There are also options for teams with religious dress codes.
“The FIVB beach volleyball uniform guidelines allow for a variety of different options,” the international federation said. “Beach volleyball welcomes all, and these uniform regulations ensure that our sport is culturally and religiously inclusive.”
So why bikinis?
“Beach volleyball was a sport that was developed in Hawaii and Southern California and on the beaches of Rio,” Ross said. “And you play, and it’s hot, and then you go and jump in the water.”
One-piece bathing suits won’t work, because the sand gets inside and chafes; in fact, the players say, the less material that can trap sand, the better. Ross and her partner Alix Klineman, who helped design their own uniforms, also said it’s important that the straps don’t restrict her movement or breathing.
“For us, this is what feels most comfortable,” Klineman said. “You’re not wearing more clothing in really hot weather; getting sand stuck in places is not fun. But I totally respect other people wanting to be more covered if that’s what makes them more comfortable.”
Beach volleyball matches also proceed in all kinds of weather, including the rain from the leading edge of typhoon Nepartak that dampened the Skiokaze Park venue ealier this week. In Beijing, the Olympic championship was played in a downpour.

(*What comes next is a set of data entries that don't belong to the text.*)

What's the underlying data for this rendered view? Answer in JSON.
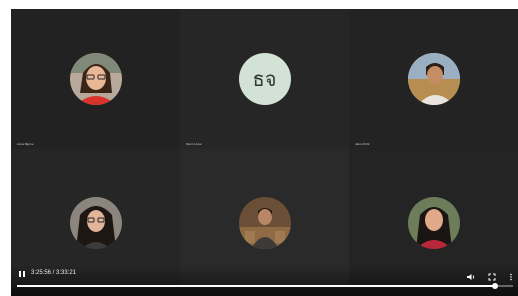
{
  "participants": [
    {
      "label": "Anna Bjorne"
    },
    {
      "label": "Simin Lhow",
      "initials": "ธจ"
    },
    {
      "label": "Jaron Pohl"
    },
    {
      "label": ""
    },
    {
      "label": ""
    },
    {
      "label": ""
    }
  ],
  "player": {
    "time": "3:25:56 / 3:33:21",
    "progress_fraction": 0.963,
    "play_icon": "pause-icon",
    "volume_icon": "volume-icon",
    "captions_icon": "fullscreen-icon",
    "more_icon": "more-vert-icon"
  },
  "colors": {
    "initials_bg": "#d2e3d6",
    "tile_bg": "#222222"
  }
}
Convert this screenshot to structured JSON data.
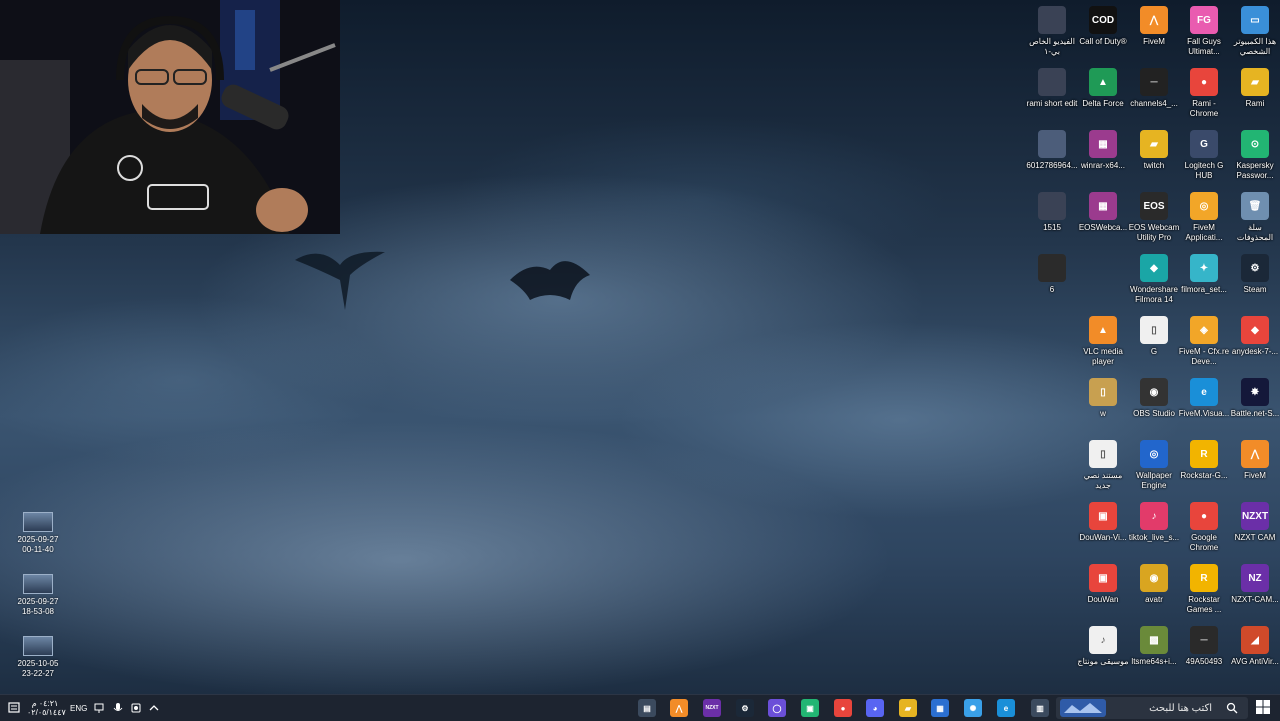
{
  "desktop": {
    "icons": [
      {
        "label": "الفيديو الخاص بي-١",
        "color": "#3a4255",
        "glyph": ""
      },
      {
        "label": "Call of Duty®",
        "color": "#111111",
        "glyph": "COD"
      },
      {
        "label": "FiveM",
        "color": "#f28c28",
        "glyph": "⋀"
      },
      {
        "label": "Fall Guys Ultimat...",
        "color": "#e95bb0",
        "glyph": "FG"
      },
      {
        "label": "هذا الكمبيوتر الشخصي",
        "color": "#3a8fd8",
        "glyph": "▭"
      },
      {
        "label": "rami short edit",
        "color": "#3a4255",
        "glyph": ""
      },
      {
        "label": "Delta Force",
        "color": "#1f9a56",
        "glyph": "▲"
      },
      {
        "label": "channels4_...",
        "color": "#222222",
        "glyph": "─"
      },
      {
        "label": "Rami - Chrome",
        "color": "#e8453c",
        "glyph": "●"
      },
      {
        "label": "Rami",
        "color": "#e6b422",
        "glyph": "▰"
      },
      {
        "label": "6012786964...",
        "color": "#4c5d7a",
        "glyph": ""
      },
      {
        "label": "winrar-x64...",
        "color": "#9b3b8e",
        "glyph": "▦"
      },
      {
        "label": "twitch",
        "color": "#e6b422",
        "glyph": "▰"
      },
      {
        "label": "Logitech G HUB",
        "color": "#3a4a6a",
        "glyph": "G"
      },
      {
        "label": "Kaspersky Passwor...",
        "color": "#22b573",
        "glyph": "⊙"
      },
      {
        "label": "1515",
        "color": "#3a4255",
        "glyph": ""
      },
      {
        "label": "EOSWebca...",
        "color": "#9b3b8e",
        "glyph": "▦"
      },
      {
        "label": "EOS Webcam Utility Pro",
        "color": "#2a2a2a",
        "glyph": "EOS"
      },
      {
        "label": "FiveM Applicati...",
        "color": "#f2a628",
        "glyph": "◎"
      },
      {
        "label": "سلة المحذوفات",
        "color": "#6f8fb0",
        "glyph": "🗑"
      },
      {
        "label": "6",
        "color": "#2b2b2b",
        "glyph": ""
      },
      {
        "label": "Wondershare Filmora 14",
        "color": "#1aa6a6",
        "glyph": "◆"
      },
      {
        "label": "filmora_set...",
        "color": "#36b5c9",
        "glyph": "✦"
      },
      {
        "label": "Steam",
        "color": "#1b2838",
        "glyph": "⚙"
      },
      {
        "label": "VLC media player",
        "color": "#f28c28",
        "glyph": "▲"
      },
      {
        "label": "G",
        "color": "#f0f0f0",
        "glyph": "▯"
      },
      {
        "label": "FiveM - Cfx.re Deve...",
        "color": "#f2a628",
        "glyph": "◈"
      },
      {
        "label": "anydesk-7-...",
        "color": "#e8453c",
        "glyph": "◆"
      },
      {
        "label": "w",
        "color": "#c8a050",
        "glyph": "▯"
      },
      {
        "label": "OBS Studio",
        "color": "#333333",
        "glyph": "◉"
      },
      {
        "label": "FiveM.Visua...",
        "color": "#1a8fd8",
        "glyph": "e"
      },
      {
        "label": "Battle.net-S...",
        "color": "#14183a",
        "glyph": "✸"
      },
      {
        "label": "مستند نصي جديد",
        "color": "#f0f0f0",
        "glyph": "▯"
      },
      {
        "label": "Wallpaper Engine",
        "color": "#2266cc",
        "glyph": "◎"
      },
      {
        "label": "Rockstar-G...",
        "color": "#f2b400",
        "glyph": "R"
      },
      {
        "label": "FiveM",
        "color": "#f28c28",
        "glyph": "⋀"
      },
      {
        "label": "DouWan-Vi...",
        "color": "#e8453c",
        "glyph": "▣"
      },
      {
        "label": "tiktok_live_s...",
        "color": "#e23b6a",
        "glyph": "♪"
      },
      {
        "label": "Google Chrome",
        "color": "#e8453c",
        "glyph": "●"
      },
      {
        "label": "NZXT CAM",
        "color": "#6b2fa8",
        "glyph": "NZXT"
      },
      {
        "label": "DouWan",
        "color": "#e8453c",
        "glyph": "▣"
      },
      {
        "label": "avatr",
        "color": "#d9a520",
        "glyph": "◉"
      },
      {
        "label": "Rockstar Games ...",
        "color": "#f2b400",
        "glyph": "R"
      },
      {
        "label": "NZXT-CAM...",
        "color": "#6b2fa8",
        "glyph": "NZ"
      },
      {
        "label": "موسيقى مونتاج",
        "color": "#f0f0f0",
        "glyph": "♪"
      },
      {
        "label": "ltsme64s+i...",
        "color": "#6a8a3a",
        "glyph": "▩"
      },
      {
        "label": "49A50493",
        "color": "#2a2a2a",
        "glyph": "─"
      },
      {
        "label": "AVG AntiVir...",
        "color": "#d04a2a",
        "glyph": "◢"
      }
    ],
    "left_icons": [
      {
        "date": "2025-09-27",
        "time": "00-11-40"
      },
      {
        "date": "2025-09-27",
        "time": "18-53-08"
      },
      {
        "date": "2025-10-05",
        "time": "23-22-27"
      }
    ]
  },
  "taskbar": {
    "clock_time": "٠٤:٢١ م",
    "clock_date": "٠٢/٠٥/١٤٤٧",
    "lang": "ENG",
    "search_placeholder": "اكتب هنا للبحث",
    "apps": [
      {
        "name": "widgets-icon",
        "color": "#3b4a5e",
        "glyph": "▤"
      },
      {
        "name": "fivem-taskbar-icon",
        "color": "#f28c28",
        "glyph": "⋀"
      },
      {
        "name": "nzxt-taskbar-icon",
        "color": "#6b2fa8",
        "glyph": "NZXT"
      },
      {
        "name": "steam-taskbar-icon",
        "color": "#1b2838",
        "glyph": "⚙"
      },
      {
        "name": "obs-taskbar-icon",
        "color": "#6b4fd8",
        "glyph": "◯"
      },
      {
        "name": "app-taskbar-icon",
        "color": "#22b573",
        "glyph": "▣"
      },
      {
        "name": "chrome-taskbar-icon",
        "color": "#e8453c",
        "glyph": "●"
      },
      {
        "name": "discord-taskbar-icon",
        "color": "#5865f2",
        "glyph": "◕"
      },
      {
        "name": "file-explorer-icon",
        "color": "#e6b422",
        "glyph": "▰"
      },
      {
        "name": "store-icon",
        "color": "#2b6fd1",
        "glyph": "▦"
      },
      {
        "name": "copilot-icon",
        "color": "#3aa0e8",
        "glyph": "✺"
      },
      {
        "name": "edge-icon",
        "color": "#1a8fd8",
        "glyph": "e"
      },
      {
        "name": "task-view-icon",
        "color": "#3b4a5e",
        "glyph": "▥"
      }
    ]
  }
}
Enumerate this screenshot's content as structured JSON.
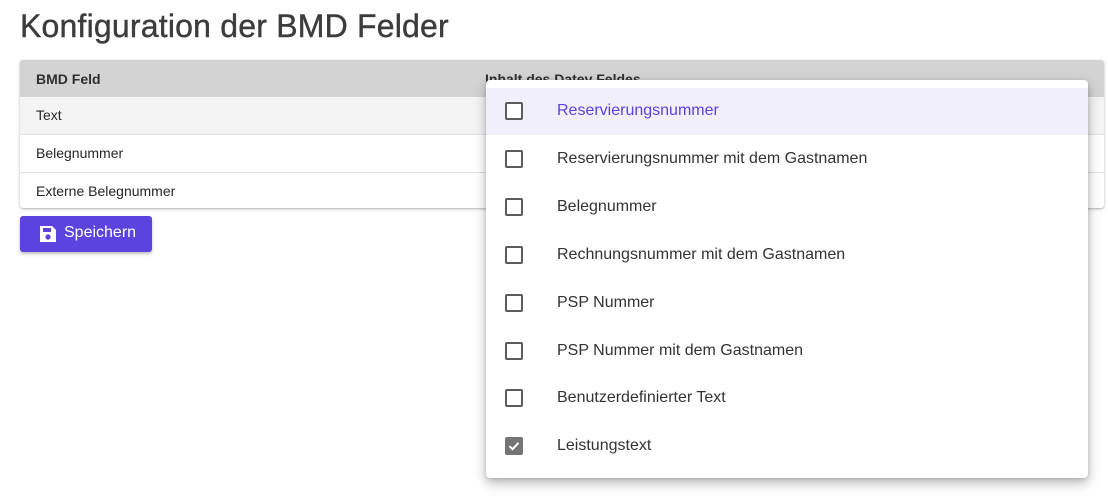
{
  "page": {
    "title": "Konfiguration der BMD Felder"
  },
  "table": {
    "headers": [
      "BMD Feld",
      "Inhalt des Datev Feldes"
    ],
    "rows": [
      "Text",
      "Belegnummer",
      "Externe Belegnummer"
    ]
  },
  "actions": {
    "save_label": "Speichern",
    "save_icon": "floppy-disk-icon"
  },
  "dropdown": {
    "options": [
      {
        "label": "Reservierungsnummer",
        "checked": false,
        "highlighted": true
      },
      {
        "label": "Reservierungsnummer mit dem Gastnamen",
        "checked": false
      },
      {
        "label": "Belegnummer",
        "checked": false
      },
      {
        "label": "Rechnungsnummer mit dem Gastnamen",
        "checked": false
      },
      {
        "label": "PSP Nummer",
        "checked": false
      },
      {
        "label": "PSP Nummer mit dem Gastnamen",
        "checked": false
      },
      {
        "label": "Benutzerdefinierter Text",
        "checked": false
      },
      {
        "label": "Leistungstext",
        "checked": true
      }
    ]
  },
  "colors": {
    "accent": "#5b43e0",
    "header_bg": "#d3d3d3",
    "highlight_bg": "#f1effc"
  }
}
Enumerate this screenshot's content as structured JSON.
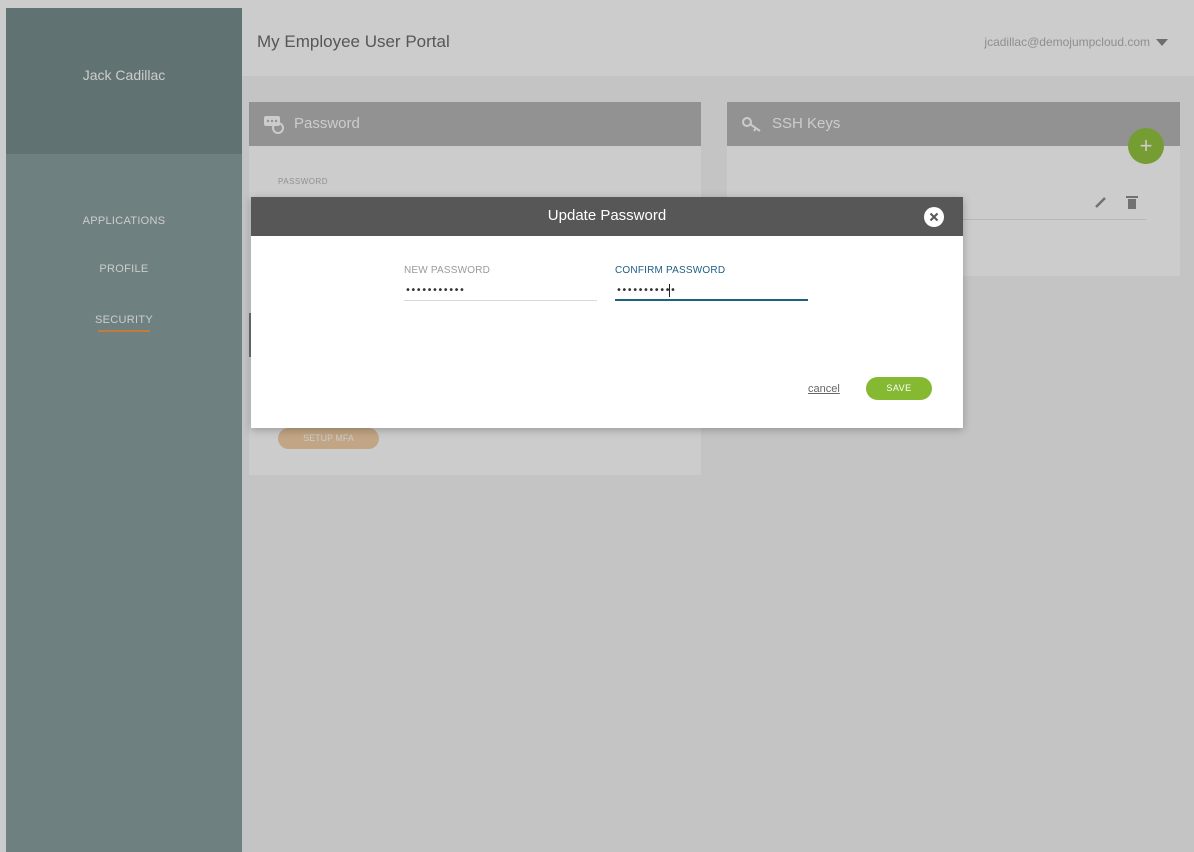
{
  "sidebar": {
    "user_name": "Jack Cadillac",
    "items": [
      {
        "label": "APPLICATIONS"
      },
      {
        "label": "PROFILE"
      },
      {
        "label": "SECURITY",
        "active": true
      }
    ],
    "active_underline_color": "#f29a4a"
  },
  "header": {
    "title": "My Employee User Portal",
    "user_email": "jcadillac@demojumpcloud.com"
  },
  "password_card": {
    "title": "Password",
    "field_label": "PASSWORD",
    "icon": "password-icon",
    "mfa_button": "SETUP MFA"
  },
  "ssh_card": {
    "title": "SSH Keys",
    "icon": "key-icon",
    "add_icon": "plus-icon",
    "row_icons": [
      "pencil-icon",
      "trash-icon"
    ]
  },
  "modal": {
    "title": "Update Password",
    "close_icon": "close-icon",
    "new_password": {
      "label": "NEW PASSWORD",
      "value": "•••••••••••"
    },
    "confirm_password": {
      "label": "CONFIRM PASSWORD",
      "value": "•••••••••••"
    },
    "cancel_label": "cancel",
    "save_label": "SAVE"
  },
  "colors": {
    "accent_green": "#84b931",
    "focus_blue": "#1d5f85",
    "modal_header": "#575757"
  }
}
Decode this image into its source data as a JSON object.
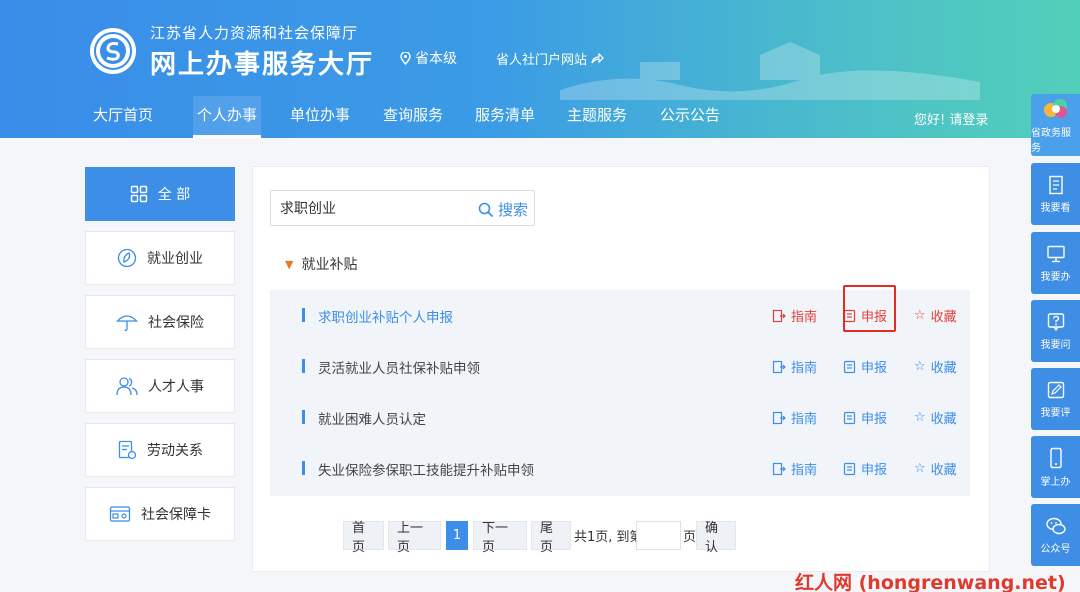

“This,” said American Misty May-Treanor, who was soaking wet but with a gold medal to show for it, “is just another reason why we play in bathing suits”.
Do players ever wear anything else?
Some teams did wear leggings and long sleeves under their uniforms on the cooler nights in 2012, dismaying the London tabloids, but even then most opted for the traditional board shorts and bikinis.
Four years later, after the FIVB expanded Olympic qualifying in an attempt to spread the sport to new countries, the Egyptians played in long sleeves, a loose-fitting top, full-length pant legs and hijabs to cover their heads.
“I have worn the hijab for 10 years,” said Doaa Elghobashy, a member of the first beach volleyball team from her country to compete in the Olympics.
“It doesn’t keep me away from the things I love to do,” she said. “And beach volleyball is one of them.”
Mariafe Artacho del Solar and Taliqua Clancy, Australia’s first Indigenous volleyball player, play the Russian Olympic Committee team of Nadezda Makroguzova and Svetlana Kholomina on Friday at 4pm AEST.